Hey. Today's poem is "Poppies," by Mary Oliver.
It was recommended me by friend, and after reading it I think I'm in love with this lady. It is quite obvious we were meant to be. Surely, there must have been some sort of cosmic mishap, a mistake which caused me to be born in '86 and she '35. Life can be so cruel.
Oliver attended Ohio State University and Vasser College, dropping out of both, then making it as a poet in the world, publishing more than a dozen books of poems.
She has won a whole slew of awards, including the Pulitzer Prize and the National Book Award. You can read more about all her shenanigans here.

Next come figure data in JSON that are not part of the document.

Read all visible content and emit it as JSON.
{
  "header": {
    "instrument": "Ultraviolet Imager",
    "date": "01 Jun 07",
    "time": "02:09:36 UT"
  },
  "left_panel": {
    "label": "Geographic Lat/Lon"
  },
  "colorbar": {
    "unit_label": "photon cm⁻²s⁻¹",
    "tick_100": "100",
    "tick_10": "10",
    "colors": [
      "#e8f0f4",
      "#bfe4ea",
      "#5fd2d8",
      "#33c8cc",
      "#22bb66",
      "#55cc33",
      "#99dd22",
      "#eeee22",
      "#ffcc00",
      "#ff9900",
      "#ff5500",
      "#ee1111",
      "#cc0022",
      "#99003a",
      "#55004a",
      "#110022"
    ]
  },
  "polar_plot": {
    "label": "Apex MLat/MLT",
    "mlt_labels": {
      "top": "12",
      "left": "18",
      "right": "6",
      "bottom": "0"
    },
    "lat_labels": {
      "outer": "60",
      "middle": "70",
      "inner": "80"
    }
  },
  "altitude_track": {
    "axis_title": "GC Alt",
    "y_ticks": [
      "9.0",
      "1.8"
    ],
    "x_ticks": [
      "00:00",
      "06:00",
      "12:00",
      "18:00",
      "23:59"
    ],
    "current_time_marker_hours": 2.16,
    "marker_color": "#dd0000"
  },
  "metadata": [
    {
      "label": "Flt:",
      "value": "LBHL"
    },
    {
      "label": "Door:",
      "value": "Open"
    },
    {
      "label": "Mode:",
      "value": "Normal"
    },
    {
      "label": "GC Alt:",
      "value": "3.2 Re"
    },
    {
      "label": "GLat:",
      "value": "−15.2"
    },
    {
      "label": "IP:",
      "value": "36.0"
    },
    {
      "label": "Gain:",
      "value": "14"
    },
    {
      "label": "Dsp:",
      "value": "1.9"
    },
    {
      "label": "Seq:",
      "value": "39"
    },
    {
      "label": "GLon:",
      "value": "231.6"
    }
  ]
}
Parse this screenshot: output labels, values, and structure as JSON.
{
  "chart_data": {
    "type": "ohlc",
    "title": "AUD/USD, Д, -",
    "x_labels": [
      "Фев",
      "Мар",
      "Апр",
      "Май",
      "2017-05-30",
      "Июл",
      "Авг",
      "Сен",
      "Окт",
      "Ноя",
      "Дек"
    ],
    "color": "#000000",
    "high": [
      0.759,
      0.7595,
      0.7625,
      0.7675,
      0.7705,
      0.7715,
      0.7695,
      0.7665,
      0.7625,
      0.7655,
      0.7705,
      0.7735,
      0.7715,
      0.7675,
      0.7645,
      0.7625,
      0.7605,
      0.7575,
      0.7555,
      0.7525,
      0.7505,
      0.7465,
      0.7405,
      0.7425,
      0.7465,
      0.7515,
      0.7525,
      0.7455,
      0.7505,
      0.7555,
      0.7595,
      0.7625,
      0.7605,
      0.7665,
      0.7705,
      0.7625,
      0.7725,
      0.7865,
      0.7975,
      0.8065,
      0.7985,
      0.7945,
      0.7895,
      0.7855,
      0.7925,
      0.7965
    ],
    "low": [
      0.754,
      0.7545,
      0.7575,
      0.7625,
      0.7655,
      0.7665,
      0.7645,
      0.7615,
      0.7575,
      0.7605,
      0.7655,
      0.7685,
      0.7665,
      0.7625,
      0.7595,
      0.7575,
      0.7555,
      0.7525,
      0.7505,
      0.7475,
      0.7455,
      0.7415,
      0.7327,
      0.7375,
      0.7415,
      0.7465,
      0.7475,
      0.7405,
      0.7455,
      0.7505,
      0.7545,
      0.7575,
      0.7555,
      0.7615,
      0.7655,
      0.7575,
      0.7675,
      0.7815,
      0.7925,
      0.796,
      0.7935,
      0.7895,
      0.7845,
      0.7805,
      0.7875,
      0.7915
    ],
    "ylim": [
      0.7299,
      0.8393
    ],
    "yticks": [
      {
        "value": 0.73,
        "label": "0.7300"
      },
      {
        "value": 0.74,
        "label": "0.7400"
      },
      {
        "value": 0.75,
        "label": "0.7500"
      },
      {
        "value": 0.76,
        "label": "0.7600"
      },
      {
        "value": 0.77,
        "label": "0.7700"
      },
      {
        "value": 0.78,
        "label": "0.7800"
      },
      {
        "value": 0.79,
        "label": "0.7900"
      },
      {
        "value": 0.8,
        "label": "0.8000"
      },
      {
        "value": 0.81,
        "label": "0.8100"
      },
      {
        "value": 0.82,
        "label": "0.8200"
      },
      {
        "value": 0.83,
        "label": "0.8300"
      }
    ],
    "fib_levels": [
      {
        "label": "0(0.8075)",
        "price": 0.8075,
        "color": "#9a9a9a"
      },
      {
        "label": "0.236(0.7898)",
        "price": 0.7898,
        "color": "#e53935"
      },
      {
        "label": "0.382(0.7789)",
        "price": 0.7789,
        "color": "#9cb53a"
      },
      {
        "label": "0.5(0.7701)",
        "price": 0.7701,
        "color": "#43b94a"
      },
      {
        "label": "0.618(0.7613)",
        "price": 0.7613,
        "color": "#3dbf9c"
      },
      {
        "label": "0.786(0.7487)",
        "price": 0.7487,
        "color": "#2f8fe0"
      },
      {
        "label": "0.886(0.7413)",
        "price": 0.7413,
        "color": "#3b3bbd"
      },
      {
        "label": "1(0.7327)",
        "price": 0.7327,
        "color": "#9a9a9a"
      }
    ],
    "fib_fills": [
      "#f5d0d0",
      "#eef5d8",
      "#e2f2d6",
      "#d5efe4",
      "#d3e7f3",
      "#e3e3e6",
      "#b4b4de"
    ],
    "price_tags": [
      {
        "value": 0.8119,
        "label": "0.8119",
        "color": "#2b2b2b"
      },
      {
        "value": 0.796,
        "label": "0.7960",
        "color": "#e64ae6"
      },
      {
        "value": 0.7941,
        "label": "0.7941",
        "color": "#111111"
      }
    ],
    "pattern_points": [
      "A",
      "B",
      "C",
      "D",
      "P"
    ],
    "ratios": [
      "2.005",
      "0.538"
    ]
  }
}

It's hard to say why I like "Poppies" so much. Usually nature poems cause me to point up my nose, sneering. But it isn't spoiled by the cheesiness of trancendentalists, and then it isn't really about nature—or poppies—for that matter, is it?
Once in English we read Frost's "Fireflies in the Garden," and the good teacher Allen said, "Poems are never about what they say they're about. Poems are always about people." Or something similar to that.
The poem's chock full of life and death, of thumbing the nose at death, giving it the bird and sitting in warm suns and all that stuff. Like Royal Tenenbaum, "Scrapping and yelling. Mixing it up. Loving every minute with this damn crew."
"Of course nothing stops the cold, / black, curved blade" and but for now we live, and "what can you do about it— / deep blue night?"